ルピナス探偵団の当惑

元はミッション女子高の私立ルピナス学園に通う彩子は、悪友のキリエや摩耶にけしかけられて同級生の祀島に恋文を手渡そうとするのだが――少年少女が織りなす謎と論理のセッション。
亜愛一郎シリーズ(泡坂妻夫) *2には一歩及ばないのですが、ヒロインの名前「吾魚(あうお)彩子」は、名探偵の氏名一覧だとどれぐらい上位になるんでしょうか。
うふふルピナス探偵団(津原やすみ) *3として講談社ティーンズハートで刊行された当初は、祀島は美少年という設定になっていたみたいですが、改稿された本作ではさほど「美少年」という感じは受けません。

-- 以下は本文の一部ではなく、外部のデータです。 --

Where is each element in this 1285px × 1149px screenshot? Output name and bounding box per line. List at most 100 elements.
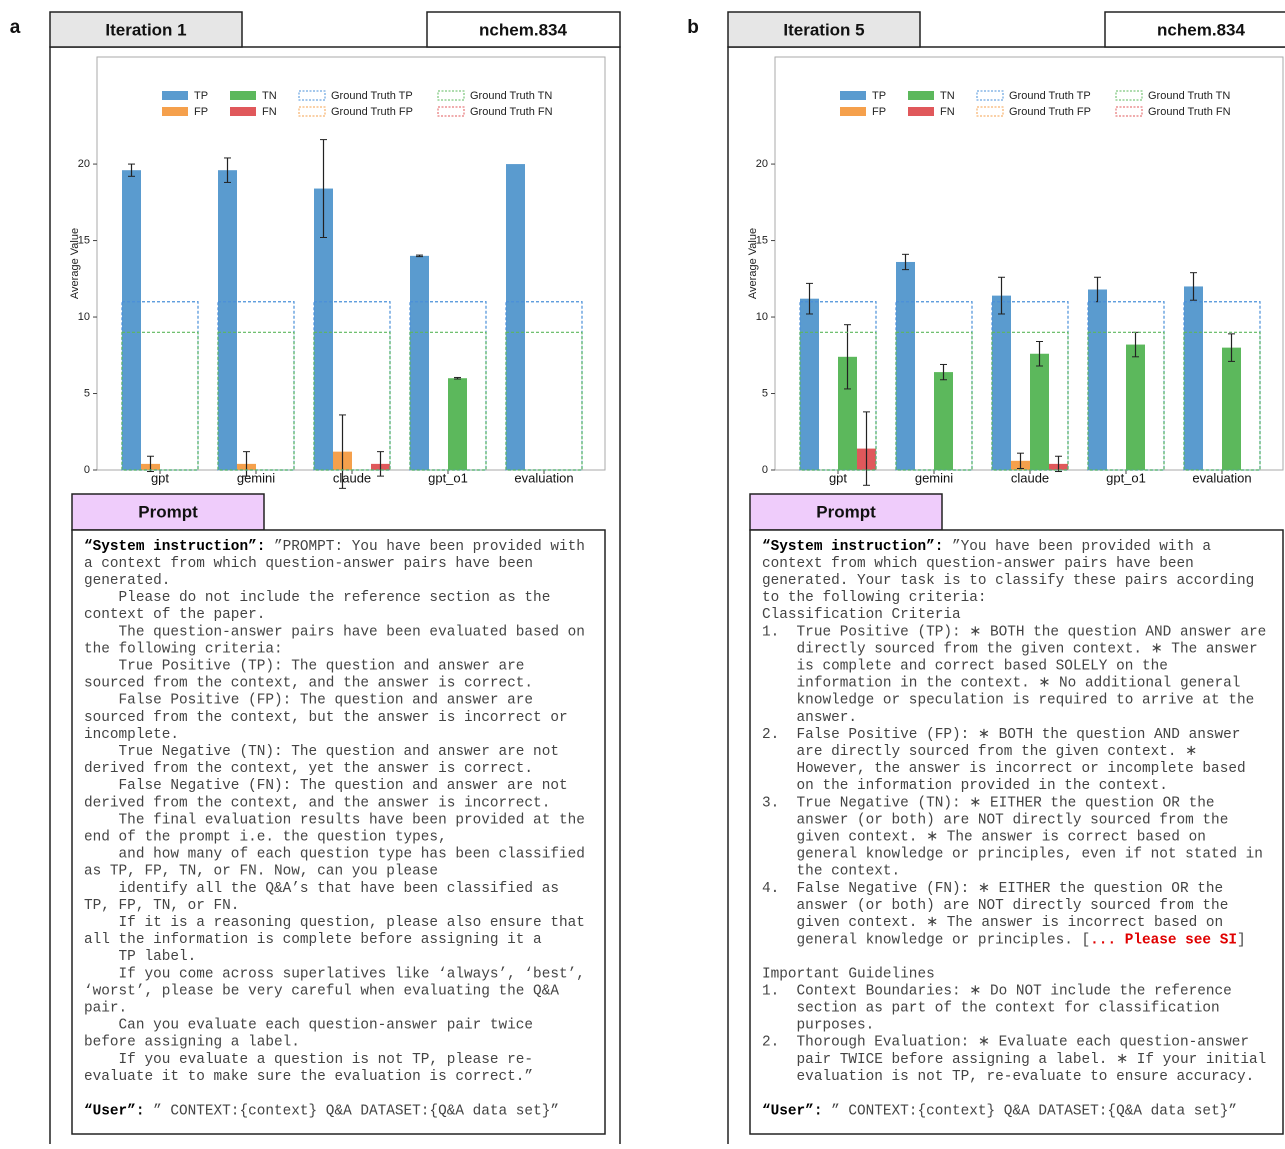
prompt-line: However, the answer is incorrect or inco… bbox=[762, 761, 1246, 777]
x-tick-label: evaluation bbox=[1192, 470, 1251, 485]
bar bbox=[448, 378, 467, 470]
prompt-title-box bbox=[71, 493, 265, 531]
prompt-line: general knowledge or principles, even if… bbox=[762, 847, 1263, 863]
prompt-text: ”PROMPT: You have been provided with bbox=[265, 539, 585, 555]
ground-truth-box bbox=[1183, 331, 1261, 471]
panel-label: b bbox=[687, 17, 699, 38]
legend-label: TP bbox=[872, 90, 886, 102]
y-axis-label: Average Value bbox=[747, 228, 759, 299]
prompt-line: derived from the context, and the answer… bbox=[84, 795, 550, 811]
prompt-line: Please do not include the reference sect… bbox=[84, 590, 550, 606]
prompt-line: given context. ∗ The answer is correct b… bbox=[762, 829, 1206, 845]
bar bbox=[992, 295, 1011, 470]
legend-swatch bbox=[976, 90, 1004, 101]
y-axis-label: Average Value bbox=[69, 228, 81, 299]
prompt-line: answer. bbox=[762, 710, 857, 726]
prompt-line: the following criteria: bbox=[84, 641, 283, 657]
prompt-text: general knowledge or principles. [ bbox=[762, 932, 1090, 948]
prompt-line: True Positive (TP): The question and ans… bbox=[84, 658, 524, 674]
error-bar bbox=[902, 253, 909, 271]
ground-truth-box bbox=[217, 331, 295, 471]
legend-label: Ground Truth TN bbox=[470, 90, 552, 102]
prompt-text: ” CONTEXT:{context} Q&A DATASET:{Q&A dat… bbox=[144, 1103, 559, 1119]
prompt-line: generated. Your task is to classify thes… bbox=[762, 573, 1254, 589]
prompt-box bbox=[749, 529, 1284, 1135]
ground-truth-box bbox=[895, 331, 973, 471]
x-tick-label: gpt bbox=[151, 470, 169, 485]
y-tick-label: 0 bbox=[84, 464, 90, 476]
prompt-line: “System instruction”: ”You have been pro… bbox=[762, 539, 1211, 555]
bar bbox=[800, 298, 819, 470]
prompt-line: “System instruction”: ”PROMPT: You have … bbox=[84, 539, 585, 555]
error-bar bbox=[1190, 272, 1197, 301]
bar bbox=[934, 372, 953, 470]
legend-swatch bbox=[298, 106, 326, 117]
legend-swatch bbox=[230, 107, 256, 116]
source-box bbox=[426, 11, 621, 48]
prompt-text: ] bbox=[1237, 932, 1246, 948]
y-tick-label: 0 bbox=[762, 464, 768, 476]
legend-swatch bbox=[162, 107, 188, 116]
error-bar bbox=[1036, 341, 1043, 367]
prompt-line: ‘worst’, please be very careful when eva… bbox=[84, 983, 559, 999]
ground-truth-box bbox=[409, 331, 487, 471]
prompt-line: are directly sourced from the given cont… bbox=[762, 744, 1197, 760]
bar bbox=[838, 356, 857, 470]
prompt-line: If it is a reasoning question, please al… bbox=[84, 915, 585, 931]
panel-frame bbox=[49, 46, 621, 1149]
iteration-box bbox=[727, 11, 921, 48]
prompt-line: incomplete. bbox=[84, 727, 179, 743]
panel-frame bbox=[727, 46, 1285, 1149]
y-tick-label: 5 bbox=[762, 387, 768, 399]
legend-swatch bbox=[976, 106, 1004, 117]
error-bar bbox=[320, 139, 327, 238]
prompt-line: information in the context. ∗ No additio… bbox=[762, 676, 1240, 692]
prompt-line: given context. ∗ The answer is incorrect… bbox=[762, 915, 1223, 931]
x-tick-label: gpt_o1 bbox=[1106, 470, 1146, 485]
prompt-line: TP, FP, TN, or FN. bbox=[84, 898, 239, 914]
prompt-red: ... Please see SI bbox=[1090, 932, 1237, 948]
legend-label: Ground Truth FN bbox=[470, 106, 553, 118]
bar bbox=[1222, 347, 1241, 470]
error-bar bbox=[128, 163, 135, 177]
prompt-title: Prompt bbox=[816, 502, 876, 521]
panel-label: a bbox=[10, 17, 21, 38]
error-bar bbox=[1055, 455, 1062, 473]
prompt-line: end of the prompt i.e. the question type… bbox=[84, 829, 447, 845]
legend-swatch bbox=[908, 107, 934, 116]
prompt-line: and how many of each question type has b… bbox=[84, 847, 585, 863]
iteration-label: Iteration 5 bbox=[783, 20, 864, 39]
prompt-line: Classification Criteria bbox=[762, 607, 961, 623]
panel: b Iteration 5 nchem.834 0 5 10 15 20 Average Val… bbox=[687, 11, 1285, 1149]
prompt-text: ”You have been provided with a bbox=[943, 539, 1211, 555]
prompt-line: Important Guidelines bbox=[762, 966, 935, 982]
legend-swatch bbox=[437, 106, 465, 117]
legend-label: Ground Truth TP bbox=[331, 90, 413, 102]
prompt-line: If you come across superlatives like ‘al… bbox=[84, 966, 585, 982]
error-bar bbox=[147, 455, 154, 473]
prompt-line: 2. False Positive (FP): ∗ BOTH the quest… bbox=[762, 727, 1240, 743]
legend-swatch bbox=[908, 91, 934, 100]
bar bbox=[1030, 353, 1049, 470]
prompt-bold: “System instruction”: bbox=[762, 539, 943, 555]
legend-label: Ground Truth TN bbox=[1148, 90, 1230, 102]
legend-label: FN bbox=[940, 106, 955, 118]
legend-label: FP bbox=[194, 106, 208, 118]
prompt-line: 4. False Negative (FN): ∗ EITHER the que… bbox=[762, 881, 1223, 897]
prompt-line: pair. bbox=[84, 1000, 127, 1016]
y-tick-label: 20 bbox=[756, 158, 768, 170]
prompt-line: 1. Context Boundaries: ∗ Do NOT include … bbox=[762, 983, 1232, 999]
x-tick-label: gemini bbox=[915, 470, 953, 485]
prompt-line: answer (or both) are NOT directly source… bbox=[762, 898, 1228, 914]
y-tick-label: 15 bbox=[756, 234, 768, 246]
legend-swatch bbox=[437, 90, 465, 101]
error-bar bbox=[339, 414, 346, 489]
bar bbox=[1126, 344, 1145, 470]
prompt-text: ” CONTEXT:{context} Q&A DATASET:{Q&A dat… bbox=[822, 1103, 1237, 1119]
iteration-label: Iteration 1 bbox=[105, 20, 186, 39]
prompt-line: 2. Thorough Evaluation: ∗ Evaluate each … bbox=[762, 1035, 1249, 1051]
prompt-line: False Negative (FN): The question and an… bbox=[84, 778, 568, 794]
prompt-line: section as part of the context for class… bbox=[762, 1000, 1220, 1016]
bar bbox=[896, 261, 915, 470]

女の子にもてるキリエ、男の子にもてる摩耶に挟まれているにもかかわらず、別段それを気にせずに、博識化石オタクの祀島に心惹かれる直観の名探偵彩子。この二人の組み合わせに、無責任艦長シリーズ(吉岡平) *4の技術オタク ヒラガーが美少女パイロット エイミィに惚れられる状況を思い出しました。「自分を使いこなしてくれる美少女」というのは、今も昔もオタク少年のファンタジーなのかも。
ティーンズハート版はアマゾンだと定価よりも高くなっちゃってますが、機会を見つけて是非読み比べてみたい。

付記
カバー見返しの既刊広告を見て初めて気付いたんですが、涼宮ハルヒシリーズ(谷川流) *5の題名って、亜愛一郎の狼狽(泡坂妻夫) *6、〜転倒*7、〜逃亡*8、〜恐慌*9へのオマージュなのかも。